Snippets from the last 2 days (& if there are typos, forgive my tired mind):

* Friday, Songwriter/author Michael Card ended his session on Christ & Creativity (perhaps based on his Scribbling in the Sand) w/a new song I can't get out of my head. It ended with "worship him with your wounds for he's wounded, too." Beautiful & haunting.

* Donald Miller (Blue Like Jazz) is the great, hot speaker of this generation. He's quite funny & fresh, but seemed to repeat himself a fair amount between his 2 sessions (one dealing w/memoir & the other w/contemporary apologetics). I finally broke down & bought Jazz (I have this aversion to buying "hot" titles once I'm behind the curve on them. If I'm ahead of the curve, then, of course, I'll brag to everyone about how I just knew this book was special), so I'll compare from there.

* Got to go pull myself across campus to hear Walter Wagnerian close down the festival, but a couple of stats that I found interesting. The Salman Rushdie keynote was, by far, the largest attended, w/townsfolk showing up & stray students. They opened a new section of the bleachers & the back section was full as well. (More on the key note later.) Today's Marilynne Robinson was larger than the previous, but not larger than Rushdies.

HOWever, yesterday's hour-long interview w/Robinson was packed out. Today's interview w/Rushdie was not. I'm not sure what that means, but I found it intesting.

* The College cafeteria meal reminded me why I don't miss my old college days. (The box lunches have been delicious, though.)

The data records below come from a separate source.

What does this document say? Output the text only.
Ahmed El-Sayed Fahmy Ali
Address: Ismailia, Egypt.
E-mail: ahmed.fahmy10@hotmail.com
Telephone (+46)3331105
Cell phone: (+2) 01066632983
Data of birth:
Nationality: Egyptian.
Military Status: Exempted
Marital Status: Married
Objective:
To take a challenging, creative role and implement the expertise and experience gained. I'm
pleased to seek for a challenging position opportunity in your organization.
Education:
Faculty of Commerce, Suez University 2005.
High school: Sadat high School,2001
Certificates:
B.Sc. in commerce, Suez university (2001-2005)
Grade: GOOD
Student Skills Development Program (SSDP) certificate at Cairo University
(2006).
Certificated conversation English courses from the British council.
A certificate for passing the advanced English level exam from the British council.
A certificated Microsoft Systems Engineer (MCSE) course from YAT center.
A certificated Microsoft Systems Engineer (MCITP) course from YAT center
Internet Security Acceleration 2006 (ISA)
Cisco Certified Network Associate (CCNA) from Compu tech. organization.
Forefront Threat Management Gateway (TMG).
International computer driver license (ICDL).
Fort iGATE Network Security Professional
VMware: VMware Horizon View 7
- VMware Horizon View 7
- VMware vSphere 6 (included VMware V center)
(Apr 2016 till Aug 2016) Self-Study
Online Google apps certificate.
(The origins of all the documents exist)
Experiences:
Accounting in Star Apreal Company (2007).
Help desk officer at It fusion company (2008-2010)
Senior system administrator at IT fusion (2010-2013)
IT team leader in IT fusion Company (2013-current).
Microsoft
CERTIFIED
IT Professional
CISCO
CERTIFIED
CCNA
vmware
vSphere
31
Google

* WORK THE SYSTEM: Rushdie said he would only sign one item per person. Not this time buddy! I lugged around 2 HC first edition The Satanic Verses + 2 speeches he'd had printed by Granta in 1990 all day & I would not be denied. So I had him sign one, then went to the back of the line, & had him sign the speeches (he seemed pleasantly surprised to see them, thank you very much), then talked a student to walk my last Satanic Verse through, since there was almost no line behind me.

* College Kids Today Aren't So Desperate, Mom & Dads! To expedite my Rushdie line-time, I tried to bribe the Calvin College "blueshirts" (their volunteers) into walking items in for me, but they refused. I got up to 75 cents and still they turned me down. Me in college? I would've caved at 50 cents easy! They're all spoiled rotten, I say!

* MORE RUSHDIE: One young coed drove 11 hours from Cincinnati to hear Rushdie speak and sign all 9ish of his books in her collection. She politely waited to be the final person in line, waving people in front of her.

* IS THIS INTERESTING TO YOU? I listened to thriller writer Ted Dekker discuss his intent (he thinks "Christian novel" is a misnomer that must be erased because "All truth is God's truth" & as long as he writes stories of good and evil, that truth is more important than if his books are overtly Christian or not. He said his first 6 or so were overtly Christian but the most recent 6 (or so) aren't & he has no intention of changing that.

Anyway, that's not what I find especially interesting. The lecture was in the Seminary Auditorium & as I exited I noticed a bulletin board w/pix & bios of 32 or so seminary students who'd been chosen for churches. One of the bio items was married status & spouse name. Of the 28 married seminarians, 2 women had taken their husband's last name, 2 seminarian couples (4 people) had merged/hyphenated their names, & of the other 22 (or so - I only counted once) all 22 female spouses had kept their maiden names. Don't know if this is typical of seminary/grad programs, but I still found the overwhelming landslide of wives declining their husband's name in matrimony interesting.

More tonight (assuming a connection).